Didalam kamar, Bara merebahkan dirinya diatas ranjang bersebelahan dengan si cantik Abinara yang sedang terlelap bersama dengan Abihaksa. Abimanyu? Masih menangis kecil dalam gendongan Rindu. Entah mirip siapa, si bungsu yang paling gembul itu hobby menangis dan paling rewel diantara kakak kembarnya yang lain.
"Rin, sini ke akuin." Bara terduduk merentangkan tangannya menerima Abimanyu dari gendongan Rindu.
Kalian tau? Ajaibnya si bungsu langsung berhenti saat melihat wajah Bara hingga terdengar sebuah tawa khas bayi, bukan lagi tangisan kecil.

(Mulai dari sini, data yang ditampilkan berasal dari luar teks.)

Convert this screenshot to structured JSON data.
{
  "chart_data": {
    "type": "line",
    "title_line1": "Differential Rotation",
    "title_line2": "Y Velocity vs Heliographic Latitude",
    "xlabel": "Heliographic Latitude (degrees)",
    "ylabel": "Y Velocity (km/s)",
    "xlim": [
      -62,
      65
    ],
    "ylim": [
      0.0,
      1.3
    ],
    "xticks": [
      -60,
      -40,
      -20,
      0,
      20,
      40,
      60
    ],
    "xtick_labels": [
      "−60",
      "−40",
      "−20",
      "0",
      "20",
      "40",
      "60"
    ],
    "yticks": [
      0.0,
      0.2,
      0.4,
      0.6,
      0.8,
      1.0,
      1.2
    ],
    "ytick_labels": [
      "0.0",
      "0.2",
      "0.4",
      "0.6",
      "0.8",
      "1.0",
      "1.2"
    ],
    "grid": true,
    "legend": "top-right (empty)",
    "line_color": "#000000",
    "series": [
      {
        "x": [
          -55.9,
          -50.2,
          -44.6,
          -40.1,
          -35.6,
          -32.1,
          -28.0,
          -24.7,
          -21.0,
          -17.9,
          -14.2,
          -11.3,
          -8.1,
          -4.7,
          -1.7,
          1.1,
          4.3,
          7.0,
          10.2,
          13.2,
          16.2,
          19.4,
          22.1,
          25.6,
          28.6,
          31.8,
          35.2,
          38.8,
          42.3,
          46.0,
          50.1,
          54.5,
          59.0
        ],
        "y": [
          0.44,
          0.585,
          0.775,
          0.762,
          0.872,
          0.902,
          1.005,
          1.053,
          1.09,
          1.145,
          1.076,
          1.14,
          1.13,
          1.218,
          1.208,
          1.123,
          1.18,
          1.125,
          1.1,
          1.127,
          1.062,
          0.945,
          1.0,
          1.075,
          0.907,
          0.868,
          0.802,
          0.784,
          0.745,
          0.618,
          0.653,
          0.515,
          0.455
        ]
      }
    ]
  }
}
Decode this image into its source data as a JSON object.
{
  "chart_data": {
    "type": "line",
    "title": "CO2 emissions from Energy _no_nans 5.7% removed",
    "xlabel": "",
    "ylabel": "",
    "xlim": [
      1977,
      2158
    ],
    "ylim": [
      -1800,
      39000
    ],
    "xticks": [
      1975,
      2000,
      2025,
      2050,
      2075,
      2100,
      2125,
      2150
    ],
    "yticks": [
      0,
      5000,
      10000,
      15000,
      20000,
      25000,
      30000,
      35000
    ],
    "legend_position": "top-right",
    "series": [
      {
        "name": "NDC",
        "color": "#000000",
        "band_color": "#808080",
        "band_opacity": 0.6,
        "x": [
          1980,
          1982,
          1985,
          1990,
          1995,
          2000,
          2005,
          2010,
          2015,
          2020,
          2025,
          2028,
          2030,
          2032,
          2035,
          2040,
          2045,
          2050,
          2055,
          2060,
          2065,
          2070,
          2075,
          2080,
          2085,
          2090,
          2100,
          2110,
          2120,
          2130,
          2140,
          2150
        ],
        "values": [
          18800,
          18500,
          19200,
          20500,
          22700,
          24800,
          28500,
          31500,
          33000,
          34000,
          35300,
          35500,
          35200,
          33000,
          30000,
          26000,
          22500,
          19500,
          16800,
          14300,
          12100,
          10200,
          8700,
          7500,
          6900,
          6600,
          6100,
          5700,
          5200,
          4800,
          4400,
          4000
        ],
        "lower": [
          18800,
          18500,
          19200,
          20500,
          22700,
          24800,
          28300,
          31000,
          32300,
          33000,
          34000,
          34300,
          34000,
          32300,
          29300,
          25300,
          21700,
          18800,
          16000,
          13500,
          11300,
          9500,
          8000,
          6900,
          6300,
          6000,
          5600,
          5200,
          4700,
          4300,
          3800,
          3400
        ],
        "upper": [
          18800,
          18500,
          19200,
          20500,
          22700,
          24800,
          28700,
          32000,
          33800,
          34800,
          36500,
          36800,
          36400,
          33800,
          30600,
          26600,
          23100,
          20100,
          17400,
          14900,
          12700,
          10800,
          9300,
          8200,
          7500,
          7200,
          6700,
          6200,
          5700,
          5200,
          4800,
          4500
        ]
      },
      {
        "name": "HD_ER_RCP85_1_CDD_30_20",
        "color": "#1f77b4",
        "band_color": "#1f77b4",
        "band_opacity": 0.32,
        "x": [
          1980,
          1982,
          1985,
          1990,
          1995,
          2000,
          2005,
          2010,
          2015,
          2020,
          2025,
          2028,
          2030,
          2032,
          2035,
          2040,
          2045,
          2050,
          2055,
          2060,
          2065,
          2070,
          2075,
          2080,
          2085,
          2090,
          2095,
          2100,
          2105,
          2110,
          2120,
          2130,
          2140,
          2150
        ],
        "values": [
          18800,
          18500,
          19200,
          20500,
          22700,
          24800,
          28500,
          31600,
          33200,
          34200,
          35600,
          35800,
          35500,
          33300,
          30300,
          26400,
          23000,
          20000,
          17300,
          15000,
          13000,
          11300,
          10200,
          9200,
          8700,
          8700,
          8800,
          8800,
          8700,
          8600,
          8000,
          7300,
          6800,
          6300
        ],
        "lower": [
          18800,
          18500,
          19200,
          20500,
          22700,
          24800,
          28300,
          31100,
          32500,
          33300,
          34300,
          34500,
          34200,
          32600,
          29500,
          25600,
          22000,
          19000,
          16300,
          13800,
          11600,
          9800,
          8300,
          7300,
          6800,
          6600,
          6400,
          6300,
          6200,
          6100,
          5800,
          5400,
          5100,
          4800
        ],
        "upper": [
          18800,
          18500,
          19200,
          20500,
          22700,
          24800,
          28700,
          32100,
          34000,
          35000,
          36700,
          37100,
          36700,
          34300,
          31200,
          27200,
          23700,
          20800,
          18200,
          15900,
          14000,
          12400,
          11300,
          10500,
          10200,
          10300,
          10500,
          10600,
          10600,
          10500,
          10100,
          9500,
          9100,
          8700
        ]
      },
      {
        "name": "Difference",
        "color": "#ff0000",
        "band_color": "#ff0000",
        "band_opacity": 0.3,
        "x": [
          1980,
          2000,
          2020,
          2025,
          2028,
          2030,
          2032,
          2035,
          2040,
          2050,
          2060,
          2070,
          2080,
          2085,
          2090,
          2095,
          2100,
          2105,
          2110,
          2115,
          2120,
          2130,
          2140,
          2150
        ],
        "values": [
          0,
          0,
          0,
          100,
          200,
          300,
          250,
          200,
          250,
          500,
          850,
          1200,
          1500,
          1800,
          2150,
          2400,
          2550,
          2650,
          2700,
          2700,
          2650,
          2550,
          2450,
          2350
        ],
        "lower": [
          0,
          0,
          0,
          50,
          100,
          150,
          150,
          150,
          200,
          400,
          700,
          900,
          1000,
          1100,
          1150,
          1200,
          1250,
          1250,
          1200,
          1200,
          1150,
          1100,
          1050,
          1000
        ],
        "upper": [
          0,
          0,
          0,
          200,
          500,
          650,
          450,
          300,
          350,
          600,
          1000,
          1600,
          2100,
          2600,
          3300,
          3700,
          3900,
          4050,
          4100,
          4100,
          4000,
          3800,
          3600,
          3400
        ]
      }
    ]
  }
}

Rindu terkekeh kecil sedangkan Bara hanya menggeleng kepala tak percaya. Si bungsu ini memang bisa berpolitik, tak sedikitpun memberi kendor. Selalu saja membuatnya harus mengurus atau bermain dengannya.
"Masih bayi aja udah gini, gimana nanti gede kamu ini gembul gembul." Ujar Bara dengan nada sedikit didramatisir dengan jari mencubit pipi tembam Abimanyu gemas.
Sepertinya Abimanyu memang suka menjahilinya. Lihat. Bukannya menangis pipinya dicubit, yang ada Abimanyu malah tertawa lebih kencang nan riang membuat Bara kesal sedangkan Rindu sudah menutup mulutnya menahan tawa yang hampir saja membuncah. Wajahnya Bara yang memerah itu sungguh membuat Rindu sangat ingin terbahak, tapi sebisa mungkin ia tahan. Bagaimanapun Bara suaminya, ia harus menjaga perasaan Bara.
Rindu mencoba mengalihkan fokus berjalan menghampiri Abihaksa yang terlihat menggeliat akan bangun. Dibawanya tubuh mungil si sulung kedalam gendongannya dengan sedikit eyongan kembali membuatnya terlelap.
"Abihaksa paling kalem, Abinara ga terlalu rewel walaupun kalo tidur ada bar-barnya dikit, lah ini yang bungsu. Ya rewel, suka banget jailin ayahnya udah gitu paling suka banget ngabisin jatah ASI yang lain. Mirip sapa sih." Celetuk Bara membuat Rindu menggelengkan kepala. Entah sudah sesering apa Bara berucap begitu, hingga ia hafal setiap katanya.
*
Pukul 23.35 , Bara mengelus pelan kening Rindu yang berkeringat akibat olahraga ranjang mereka barusan. Dengan lembut elusan itu turun ke pipi dan terakhir ke bibir yang sedikit membengkak itu, dalam hati Bara mencoba merangkai kata yang pas untuk ia ujarkan pada istrinya itu.
"Rindu," panggil Bara pelan usai mengecup singkat bibir Rindu.
"Apa mas?" Jawab Rindu pelan dengan kedua tangan melingkar pada tubuh Bara.
"Kamu penasaran ga sih sama orang tua kamu?" Tanya Bara membuat Rindu refleks menggelengkan kepala langsung.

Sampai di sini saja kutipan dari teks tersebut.